Chlordécone : une sous-justice pour des sous-citoyens ?

François Ruffin interpelle Jean Castex sur le chlordécone en Guadeloupe et en Martinique : de quel côté êtes-vous ? Des victimes ou des pollueurs ?

« Dans ces temps troublés, nous avons une boussole : la République. La République c’est notre ciment, la République c’est notre espérance. C’est elle qui doit unir les Français, qui doit incarner les promesses de la justice et du progrès social. » Ces mots, ce sont les vôtres Monsieur le Premier ministre et j’ai plaisir à vous les emprunter, parce que je les partage.

Mais cette « justice », cette « République », sont-elles les mêmes sur tout le territoire français ? Ou l’éloignement de Paris, des mers, des océans, d’autres cieux, d’autres climats, abolissent-ils la justice et la République ? Et je veux vous parler de ce scandale géant, de ces scandales géants, emboîtés comme des poupées russes : le chlordécone aux Antilles.

Le premier scandale est sanitaire, évidemment : pour la culture de la banane, ce poison fut répandu sur les îles durant des décennies. Même après l’avoir interdit en France métropolitaine, en 1989, il était encore permis en Martinique, en Guadeloupe, jusqu’en 1993. La terre en est pourrie : l’INSERM juge que sa disparition sera effective dans cinq siècles. Les corps en sont touchés : le chlordécone a contaminé 90% de la population antillaise. C’est un cancérigène, qui augmente notamment les risques de développer des cancers de la prostate.

Le second scandale est judiciaire. En 2006, plusieurs associations guadeloupéennes et martiniquaises ont déposé plainte pour « mise en danger de la vie d’autrui » et « empoisonnement ». Et que fait la justice depuis quatorze ans ? Rien.
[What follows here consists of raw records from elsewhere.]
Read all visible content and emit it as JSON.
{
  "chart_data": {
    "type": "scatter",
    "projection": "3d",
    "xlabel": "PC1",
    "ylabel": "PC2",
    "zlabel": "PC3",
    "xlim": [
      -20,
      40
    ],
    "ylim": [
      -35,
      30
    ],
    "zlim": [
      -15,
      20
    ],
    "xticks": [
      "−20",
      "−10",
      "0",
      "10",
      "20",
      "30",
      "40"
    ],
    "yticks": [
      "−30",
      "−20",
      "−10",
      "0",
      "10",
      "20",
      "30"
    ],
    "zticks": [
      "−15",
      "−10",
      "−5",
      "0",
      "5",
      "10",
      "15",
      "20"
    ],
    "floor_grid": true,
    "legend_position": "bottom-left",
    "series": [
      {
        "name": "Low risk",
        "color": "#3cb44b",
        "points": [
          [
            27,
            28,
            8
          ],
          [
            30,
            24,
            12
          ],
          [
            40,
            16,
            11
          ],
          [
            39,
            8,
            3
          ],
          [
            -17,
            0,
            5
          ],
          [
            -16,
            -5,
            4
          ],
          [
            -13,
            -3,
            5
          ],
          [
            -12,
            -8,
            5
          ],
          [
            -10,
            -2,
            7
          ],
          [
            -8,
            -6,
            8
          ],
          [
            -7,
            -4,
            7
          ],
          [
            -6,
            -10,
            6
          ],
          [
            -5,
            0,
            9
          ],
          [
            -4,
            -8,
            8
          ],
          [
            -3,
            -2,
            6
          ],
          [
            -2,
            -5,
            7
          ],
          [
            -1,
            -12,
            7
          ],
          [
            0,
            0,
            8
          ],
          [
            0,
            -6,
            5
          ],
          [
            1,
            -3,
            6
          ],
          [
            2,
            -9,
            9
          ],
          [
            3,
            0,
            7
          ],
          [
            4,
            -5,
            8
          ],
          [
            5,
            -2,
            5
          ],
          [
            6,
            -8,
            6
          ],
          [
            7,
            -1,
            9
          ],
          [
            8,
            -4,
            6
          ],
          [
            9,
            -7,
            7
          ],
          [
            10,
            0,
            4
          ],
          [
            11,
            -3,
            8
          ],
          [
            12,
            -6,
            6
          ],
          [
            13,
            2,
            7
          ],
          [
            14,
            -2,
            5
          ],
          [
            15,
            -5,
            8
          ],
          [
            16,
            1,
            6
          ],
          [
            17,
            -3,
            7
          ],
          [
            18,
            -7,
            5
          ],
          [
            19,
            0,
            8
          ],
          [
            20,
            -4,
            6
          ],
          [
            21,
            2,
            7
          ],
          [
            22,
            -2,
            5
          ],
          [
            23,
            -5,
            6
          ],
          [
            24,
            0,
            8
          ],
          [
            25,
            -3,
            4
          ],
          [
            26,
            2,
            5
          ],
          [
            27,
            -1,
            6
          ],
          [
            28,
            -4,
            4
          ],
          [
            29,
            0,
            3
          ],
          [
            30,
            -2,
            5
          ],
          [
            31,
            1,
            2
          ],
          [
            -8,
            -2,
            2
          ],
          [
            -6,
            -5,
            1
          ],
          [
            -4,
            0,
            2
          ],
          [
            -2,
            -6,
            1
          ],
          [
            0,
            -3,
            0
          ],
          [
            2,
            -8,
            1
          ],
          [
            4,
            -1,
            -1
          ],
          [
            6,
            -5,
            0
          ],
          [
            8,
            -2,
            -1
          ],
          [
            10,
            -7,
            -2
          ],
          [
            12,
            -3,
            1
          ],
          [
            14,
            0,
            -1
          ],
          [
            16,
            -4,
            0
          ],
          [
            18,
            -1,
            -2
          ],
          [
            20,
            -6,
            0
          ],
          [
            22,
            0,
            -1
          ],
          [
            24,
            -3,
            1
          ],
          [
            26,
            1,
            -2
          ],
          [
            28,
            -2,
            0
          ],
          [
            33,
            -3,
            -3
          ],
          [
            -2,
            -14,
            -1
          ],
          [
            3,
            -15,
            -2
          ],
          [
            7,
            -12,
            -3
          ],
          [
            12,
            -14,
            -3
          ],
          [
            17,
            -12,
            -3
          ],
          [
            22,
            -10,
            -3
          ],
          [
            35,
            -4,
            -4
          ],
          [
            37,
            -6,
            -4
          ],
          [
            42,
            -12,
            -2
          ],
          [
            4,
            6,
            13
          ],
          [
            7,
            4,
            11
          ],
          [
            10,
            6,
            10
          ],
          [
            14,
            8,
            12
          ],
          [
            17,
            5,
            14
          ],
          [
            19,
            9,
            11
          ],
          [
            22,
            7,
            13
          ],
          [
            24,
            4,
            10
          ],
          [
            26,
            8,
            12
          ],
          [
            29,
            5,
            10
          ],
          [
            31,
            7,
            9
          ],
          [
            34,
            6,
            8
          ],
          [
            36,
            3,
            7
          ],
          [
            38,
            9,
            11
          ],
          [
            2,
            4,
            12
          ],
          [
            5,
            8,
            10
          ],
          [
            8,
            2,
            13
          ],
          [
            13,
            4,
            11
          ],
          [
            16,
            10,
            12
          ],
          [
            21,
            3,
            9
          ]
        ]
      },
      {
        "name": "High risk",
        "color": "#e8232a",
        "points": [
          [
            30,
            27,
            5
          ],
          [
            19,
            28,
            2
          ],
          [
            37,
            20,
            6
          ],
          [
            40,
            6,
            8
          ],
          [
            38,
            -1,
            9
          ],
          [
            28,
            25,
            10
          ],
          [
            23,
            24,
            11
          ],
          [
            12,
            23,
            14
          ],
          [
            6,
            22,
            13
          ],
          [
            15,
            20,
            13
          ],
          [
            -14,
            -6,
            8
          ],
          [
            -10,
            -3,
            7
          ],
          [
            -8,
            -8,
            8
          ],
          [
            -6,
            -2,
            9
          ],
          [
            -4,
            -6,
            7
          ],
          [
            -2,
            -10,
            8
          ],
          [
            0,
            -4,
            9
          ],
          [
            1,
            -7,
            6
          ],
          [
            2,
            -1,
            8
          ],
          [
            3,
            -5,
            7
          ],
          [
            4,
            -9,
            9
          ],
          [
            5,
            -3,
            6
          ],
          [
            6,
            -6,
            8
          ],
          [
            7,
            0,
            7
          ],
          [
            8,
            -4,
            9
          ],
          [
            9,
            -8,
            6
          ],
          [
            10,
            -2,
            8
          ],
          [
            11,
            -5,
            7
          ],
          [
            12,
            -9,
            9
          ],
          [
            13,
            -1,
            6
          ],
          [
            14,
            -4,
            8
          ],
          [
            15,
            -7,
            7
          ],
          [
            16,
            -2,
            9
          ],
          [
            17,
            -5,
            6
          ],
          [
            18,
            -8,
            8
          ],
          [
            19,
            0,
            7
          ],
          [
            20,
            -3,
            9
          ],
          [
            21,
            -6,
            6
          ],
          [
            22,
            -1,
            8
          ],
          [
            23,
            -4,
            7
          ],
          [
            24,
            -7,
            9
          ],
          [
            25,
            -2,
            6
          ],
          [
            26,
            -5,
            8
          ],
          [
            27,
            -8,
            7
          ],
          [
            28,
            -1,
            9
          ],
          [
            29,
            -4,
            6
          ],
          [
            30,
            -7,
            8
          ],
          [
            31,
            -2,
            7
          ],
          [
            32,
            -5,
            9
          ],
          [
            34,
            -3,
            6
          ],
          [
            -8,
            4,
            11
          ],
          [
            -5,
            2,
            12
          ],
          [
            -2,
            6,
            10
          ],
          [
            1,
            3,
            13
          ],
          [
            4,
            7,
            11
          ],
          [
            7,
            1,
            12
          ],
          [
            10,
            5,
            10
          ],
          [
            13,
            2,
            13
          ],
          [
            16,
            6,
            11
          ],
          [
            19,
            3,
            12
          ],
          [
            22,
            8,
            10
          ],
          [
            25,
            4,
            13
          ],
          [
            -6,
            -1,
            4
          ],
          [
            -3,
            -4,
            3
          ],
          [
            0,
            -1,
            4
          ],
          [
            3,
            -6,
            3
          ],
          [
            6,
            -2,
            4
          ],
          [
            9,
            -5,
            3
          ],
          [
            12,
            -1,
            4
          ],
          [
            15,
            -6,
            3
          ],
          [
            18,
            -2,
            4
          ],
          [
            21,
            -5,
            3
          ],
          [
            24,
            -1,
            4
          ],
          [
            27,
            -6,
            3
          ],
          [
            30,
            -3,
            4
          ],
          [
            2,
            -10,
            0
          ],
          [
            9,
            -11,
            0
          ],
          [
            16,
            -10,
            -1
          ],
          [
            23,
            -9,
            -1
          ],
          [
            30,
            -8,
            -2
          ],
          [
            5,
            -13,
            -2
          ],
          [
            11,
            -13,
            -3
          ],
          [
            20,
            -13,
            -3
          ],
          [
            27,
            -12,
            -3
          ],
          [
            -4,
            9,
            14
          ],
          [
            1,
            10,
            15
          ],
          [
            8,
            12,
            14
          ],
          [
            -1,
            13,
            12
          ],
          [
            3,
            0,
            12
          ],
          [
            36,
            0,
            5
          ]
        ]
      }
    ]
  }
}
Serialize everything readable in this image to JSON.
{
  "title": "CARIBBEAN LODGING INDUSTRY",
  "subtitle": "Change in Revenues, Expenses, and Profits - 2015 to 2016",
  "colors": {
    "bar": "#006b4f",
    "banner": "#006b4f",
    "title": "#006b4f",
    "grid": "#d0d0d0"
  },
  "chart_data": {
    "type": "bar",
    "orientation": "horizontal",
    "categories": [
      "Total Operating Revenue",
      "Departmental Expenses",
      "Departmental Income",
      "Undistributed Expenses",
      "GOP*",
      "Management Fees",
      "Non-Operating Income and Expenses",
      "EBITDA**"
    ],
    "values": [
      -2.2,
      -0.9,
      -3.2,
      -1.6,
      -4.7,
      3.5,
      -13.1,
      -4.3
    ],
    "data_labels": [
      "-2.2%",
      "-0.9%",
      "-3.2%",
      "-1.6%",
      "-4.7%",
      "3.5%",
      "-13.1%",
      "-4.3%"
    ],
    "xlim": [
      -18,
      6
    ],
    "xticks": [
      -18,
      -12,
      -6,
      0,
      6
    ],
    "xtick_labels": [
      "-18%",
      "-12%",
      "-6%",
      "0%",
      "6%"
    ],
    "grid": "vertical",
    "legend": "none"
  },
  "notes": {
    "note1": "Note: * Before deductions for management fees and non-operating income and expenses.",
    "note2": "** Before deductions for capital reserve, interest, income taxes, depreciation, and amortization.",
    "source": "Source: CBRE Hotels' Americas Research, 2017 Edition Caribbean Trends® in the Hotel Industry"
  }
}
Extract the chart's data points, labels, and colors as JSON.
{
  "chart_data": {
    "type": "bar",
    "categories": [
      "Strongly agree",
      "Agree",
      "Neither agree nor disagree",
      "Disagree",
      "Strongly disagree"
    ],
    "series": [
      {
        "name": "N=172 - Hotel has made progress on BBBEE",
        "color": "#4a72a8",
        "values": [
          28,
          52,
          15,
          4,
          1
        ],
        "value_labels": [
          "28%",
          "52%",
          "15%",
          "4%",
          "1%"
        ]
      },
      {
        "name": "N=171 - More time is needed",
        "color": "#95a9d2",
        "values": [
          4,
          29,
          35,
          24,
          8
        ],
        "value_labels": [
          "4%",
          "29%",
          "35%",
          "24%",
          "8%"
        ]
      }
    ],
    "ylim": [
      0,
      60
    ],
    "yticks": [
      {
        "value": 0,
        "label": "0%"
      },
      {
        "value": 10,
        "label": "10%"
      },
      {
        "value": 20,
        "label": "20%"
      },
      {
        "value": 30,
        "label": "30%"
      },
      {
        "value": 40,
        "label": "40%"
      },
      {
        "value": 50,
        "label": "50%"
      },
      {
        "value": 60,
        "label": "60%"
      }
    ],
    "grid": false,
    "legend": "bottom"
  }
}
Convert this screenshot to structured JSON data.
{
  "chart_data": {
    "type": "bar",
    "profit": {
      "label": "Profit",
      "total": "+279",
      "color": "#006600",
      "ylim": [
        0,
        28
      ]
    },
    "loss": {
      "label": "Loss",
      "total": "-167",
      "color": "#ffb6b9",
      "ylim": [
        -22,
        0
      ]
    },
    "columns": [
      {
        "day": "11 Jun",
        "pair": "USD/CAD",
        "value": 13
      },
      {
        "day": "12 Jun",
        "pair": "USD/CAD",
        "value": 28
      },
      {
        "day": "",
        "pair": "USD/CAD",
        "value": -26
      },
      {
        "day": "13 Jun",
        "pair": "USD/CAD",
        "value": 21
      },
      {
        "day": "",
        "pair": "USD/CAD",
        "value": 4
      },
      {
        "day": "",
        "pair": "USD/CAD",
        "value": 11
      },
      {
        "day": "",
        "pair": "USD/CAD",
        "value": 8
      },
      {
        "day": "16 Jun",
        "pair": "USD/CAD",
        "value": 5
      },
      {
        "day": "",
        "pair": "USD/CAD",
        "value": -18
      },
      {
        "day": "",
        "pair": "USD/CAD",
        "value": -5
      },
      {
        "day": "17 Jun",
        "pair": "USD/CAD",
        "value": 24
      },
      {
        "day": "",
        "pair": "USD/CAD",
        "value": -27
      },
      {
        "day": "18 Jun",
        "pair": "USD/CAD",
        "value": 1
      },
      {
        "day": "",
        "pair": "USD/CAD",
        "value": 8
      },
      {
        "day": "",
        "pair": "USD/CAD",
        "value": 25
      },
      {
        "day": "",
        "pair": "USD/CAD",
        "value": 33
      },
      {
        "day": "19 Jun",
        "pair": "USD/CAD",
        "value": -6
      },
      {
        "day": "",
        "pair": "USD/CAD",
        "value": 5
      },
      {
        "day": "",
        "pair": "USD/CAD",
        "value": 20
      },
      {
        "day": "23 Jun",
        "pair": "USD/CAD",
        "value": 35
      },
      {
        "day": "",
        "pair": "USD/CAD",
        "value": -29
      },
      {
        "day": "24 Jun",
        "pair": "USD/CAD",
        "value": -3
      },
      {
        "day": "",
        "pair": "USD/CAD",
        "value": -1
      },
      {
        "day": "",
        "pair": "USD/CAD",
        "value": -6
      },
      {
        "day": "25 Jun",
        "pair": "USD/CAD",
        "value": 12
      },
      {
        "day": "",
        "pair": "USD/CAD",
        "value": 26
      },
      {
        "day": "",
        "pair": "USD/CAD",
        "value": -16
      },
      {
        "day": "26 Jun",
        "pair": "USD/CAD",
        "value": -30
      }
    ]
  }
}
Pas grand-chose. Elle laisse mourir le dossier. De sorte que cette plainte, déposée il y a quatorze ans, risque la prescription… faute de véritable instruction ! Magnifique manière d’enterrer un dossier gênant…

Comme vous l’a demandé Alfred Marie-Jeanne, président du conseil territorial de Martinique, comme vous le demandent les élus de ces îles françaises, le président de la République et le gouvernement doivent peser pour que justice soit faite, pour qu’un procès ait lieu, pour que la vérité soit établie. Et non pour cacher cette vérité, pour empêcher un procès, pour empêcher la justice – comme on peut aujourd’hui le soupçonner. On se souvient, en  effet, d’Emmanuel Macron, recevant les parlementaires antillais et, s’improvisant chimiste émérite, leur faisant la leçon : « Il ne faut pas dire que c’est cancérigène. Il est établi que ce produit n’est pas bon, il y a des prévalences qui ont été reconnues scientifiquement, mais il ne faut pas aller jusqu’à dire que c’est cancérigène parce qu’on dit quelque chose qui n’est pas vrai et qu’on alimente les peurs. » Pourquoi ce désir de contredire l’état de la science ? De propager une fakenews de l’industrie agro-chimique ?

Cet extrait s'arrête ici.